Variety confirmed the news, reporting that its publicist said he died of natural causes Monday night at his Beverly Hills home.
Her son, the filmmaker Rob Reiner, published on social networks: “Last night my father passed away. As I write this my heart hurts. He was my guiding light.
Along with Brooks, Reiner became an American Jewish comedy icon for the couple’s sketch routines, most famously The 2000 Year Old Man, which first appeared in 1960, and grew out of their work as writers on the hit Sid Caesar Your Show television comedy shows. Reiner also achieved great television success by creating and co-writing The Dick Van Dyke Show, starring the popular artist, before becoming recognized as the director of Steve Martin’s best-known films. Reiner’s son Rob also became an acclaimed filmmaker, with hits like When Harry Met Sally, Stand By Me, and This Is Spinal Tap.
The film and television industry hastened to pay tribute. Alan Alda tweeted: “His talent will live for a long time, but the loss of his kindness and decency leaves a void in our hearts”; as William Shatner wrote: “From Sid Caesar’s writing room to recreating those moments for the Dick Van Dyke show, Carl was a master at his craft.” Josh Gad added: “Goodbye to one of the best comic minds of all time. Thank you for always making us laugh and for always giving us joy. “
New York Governor Andrew Cuomo also tweeted his condolences and wrote: “Carl Reiner, born and raised in the Bronx, made a television comedy that lasts to this day. It made America laugh, a true gift. New York extends our condolences to his family and many friends. “
Born in New York in 1922, Reiner was the son of Jewish immigrants to the United States and served in the United States Air Force during World War II. After joining the service’s acting unit, Reiner burst into show business after hostilities ended, landing a spot on Your Show of Shows in 1950, where he would collaborate with people like Brooks and Neil Simon. Reiner stayed with Caesar during the 1950s, until he developed his own show about a comedy writer, which was delivered to Van Dyke as a vehicle alongside Mary Tyler Moore.
As a result of his success, Reiner moved to the movies: his directorial debut was Enter Laughing in 1967, adapted from his own autobiography of a Jewish boy trying to enter show business. Later films included the George Burns comedy Oh God! and wrestling comedy Henry Winkler, The One and Only.
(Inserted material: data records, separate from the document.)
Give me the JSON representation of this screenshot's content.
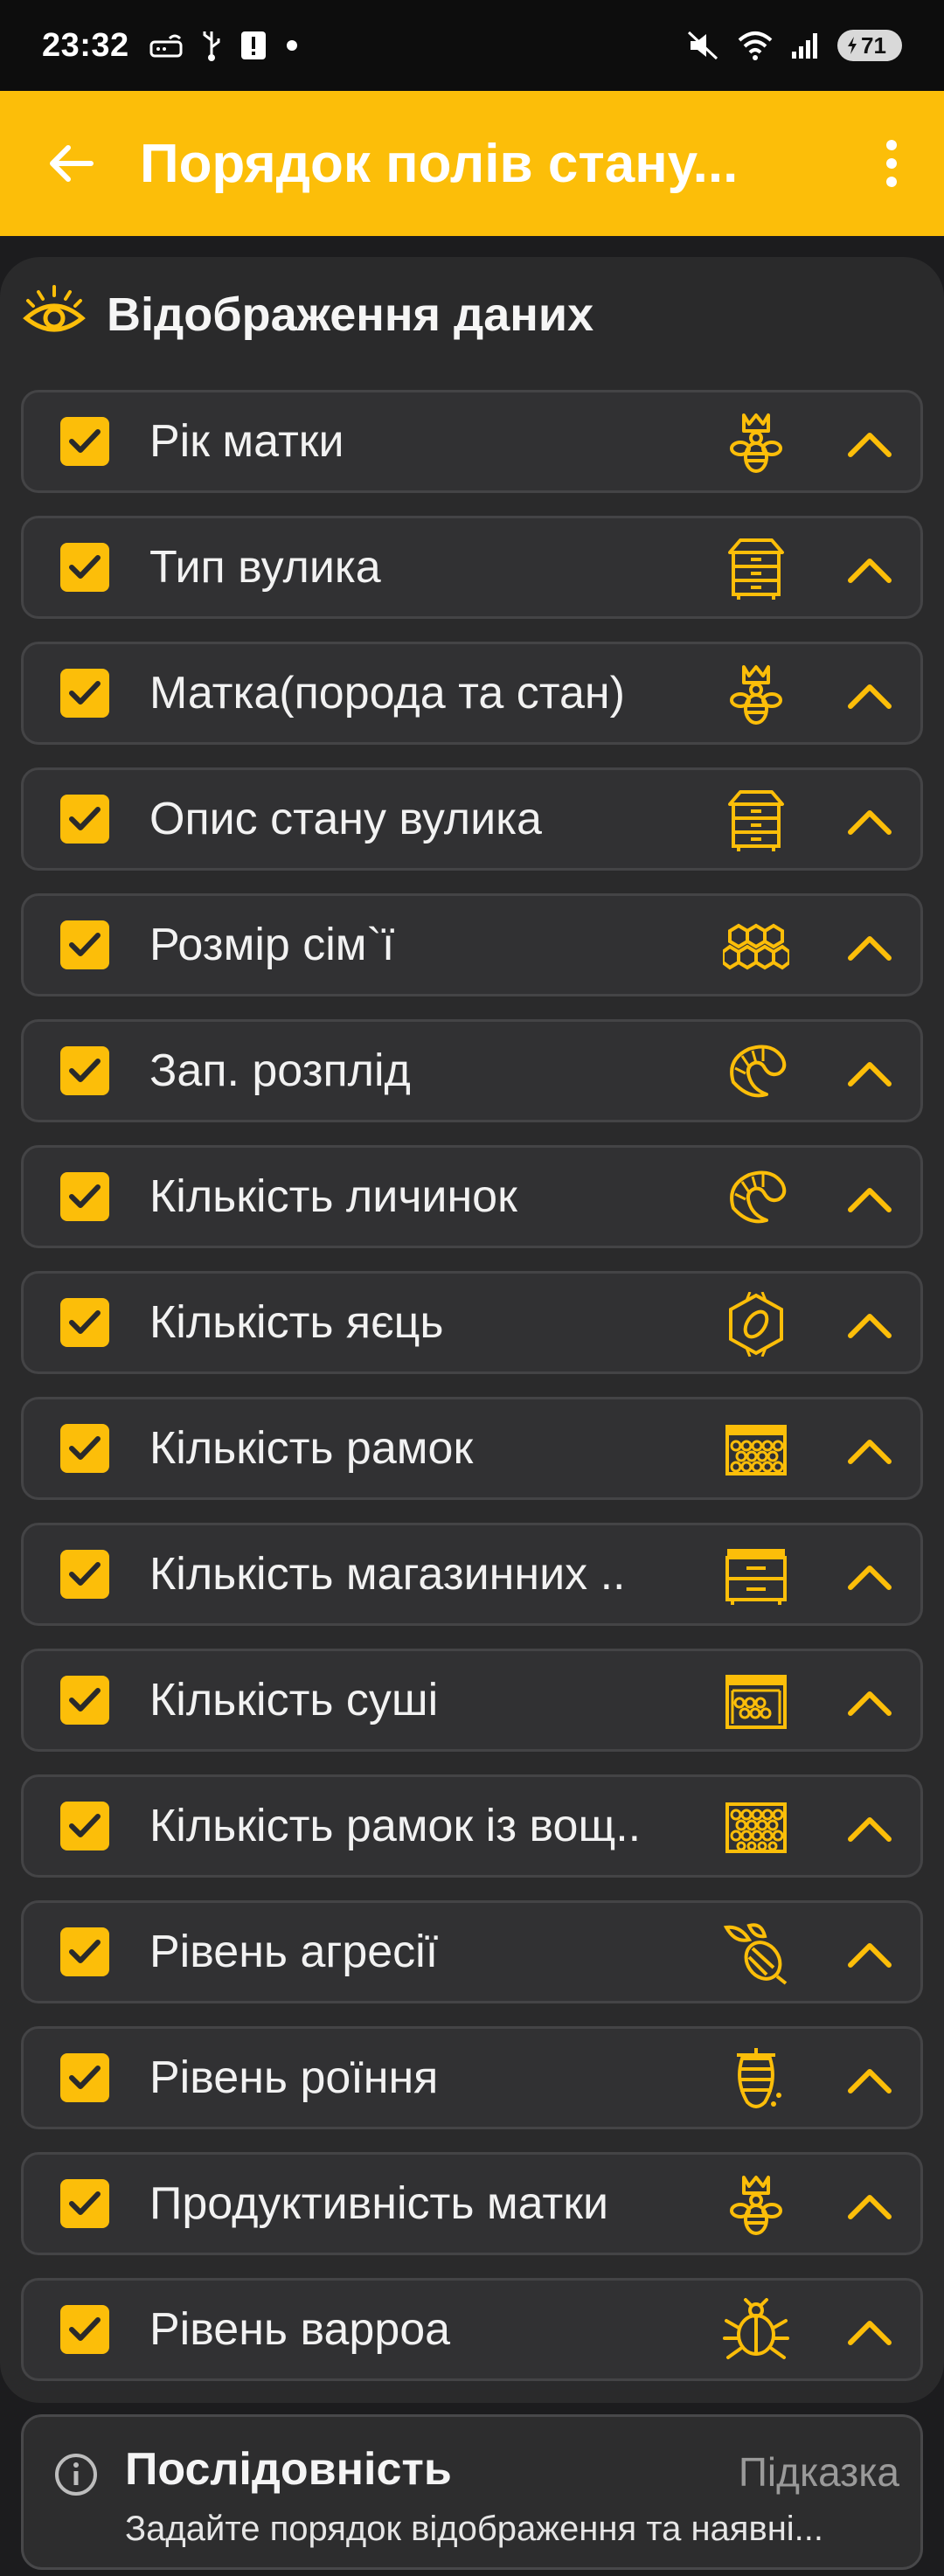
{
  "status_bar": {
    "time": "23:32",
    "battery": "71",
    "left_icons": [
      "router-icon",
      "usb-icon",
      "alert-icon",
      "dot-icon"
    ],
    "right_icons": [
      "mute-icon",
      "wifi-icon",
      "signal-icon",
      "battery-icon"
    ]
  },
  "app_bar": {
    "title": "Порядок полів стану...",
    "back_icon": "arrow-left-icon",
    "menu_icon": "more-vert-icon"
  },
  "section": {
    "title": "Відображення даних",
    "icon": "eye-icon"
  },
  "fields": [
    {
      "label": "Рік матки",
      "icon": "queen-bee-icon",
      "checked": true
    },
    {
      "label": "Тип вулика",
      "icon": "hive-icon",
      "checked": true
    },
    {
      "label": "Матка(порода та стан)",
      "icon": "queen-bee-icon",
      "checked": true
    },
    {
      "label": "Опис стану вулика",
      "icon": "hive-icon",
      "checked": true
    },
    {
      "label": "Розмір сім`ї",
      "icon": "honeycomb-icon",
      "checked": true
    },
    {
      "label": "Зап. розплід",
      "icon": "larva-icon",
      "checked": true
    },
    {
      "label": "Кількість личинок",
      "icon": "larva-icon",
      "checked": true
    },
    {
      "label": "Кількість яєць",
      "icon": "egg-cell-icon",
      "checked": true
    },
    {
      "label": "Кількість рамок",
      "icon": "frame-icon",
      "checked": true
    },
    {
      "label": "Кількість магазинних ..",
      "icon": "super-box-icon",
      "checked": true
    },
    {
      "label": "Кількість суші",
      "icon": "dry-comb-icon",
      "checked": true
    },
    {
      "label": "Кількість рамок із вощ..",
      "icon": "wax-frame-icon",
      "checked": true
    },
    {
      "label": "Рівень агресії",
      "icon": "bee-sting-icon",
      "checked": true
    },
    {
      "label": "Рівень роїння",
      "icon": "swarm-icon",
      "checked": true
    },
    {
      "label": "Продуктивність матки",
      "icon": "queen-bee-icon",
      "checked": true
    },
    {
      "label": "Рівень варроа",
      "icon": "mite-icon",
      "checked": true
    }
  ],
  "hint": {
    "title": "Послідовність",
    "link": "Підказка",
    "text": "Задайте порядок відображення та наявні...",
    "icon": "info-icon"
  },
  "colors": {
    "accent": "#fcbe09",
    "background": "#1c1c1e",
    "panel": "#2a2a2b",
    "row": "#313133"
  }
}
In what was to become a momentous collaboration, Reiner was asked by then-hot stage and television comedian Steve Martin to direct his debut film, and the 1979 film The Jerk was the result. After their impressive box office numbers, the pair made three more films in a row: Dead Men Don’t Wear Plaid (1982), The Man with Two Brains (1983), and All of Me (1984), all of which were substantial successes.
In the decades that followed, his status as a comedy legend ensures that he completed numerous guest takes on television shows such as Frasier, King of the Hill, The Larry Sanders Show, and Ally McBeal, while the roles of the film in recent days. they included Steven Soderbergh’s scam artist Saul Bloom and “Carl Reinorcerous” remake of Ocean’s Eleven in Toy Story 4.
Reiner was a committed Democrat and a fervent opponent of President Trump. He remained active on social media, and one of his closing posts criticized Trump as “a corrupt and bankrupt businessman who had no qualifications to be the leader of any country in the civilized world.”
In 1943 he married cabaret singer Estelle Lebost, who would become famous for her role as a line in her son’s movie When Harry Met Sally: “I’ll have what he’s having.” Lebost died in 2008, and Reiner is survived by three children, Rob, Sylvia and Lucas.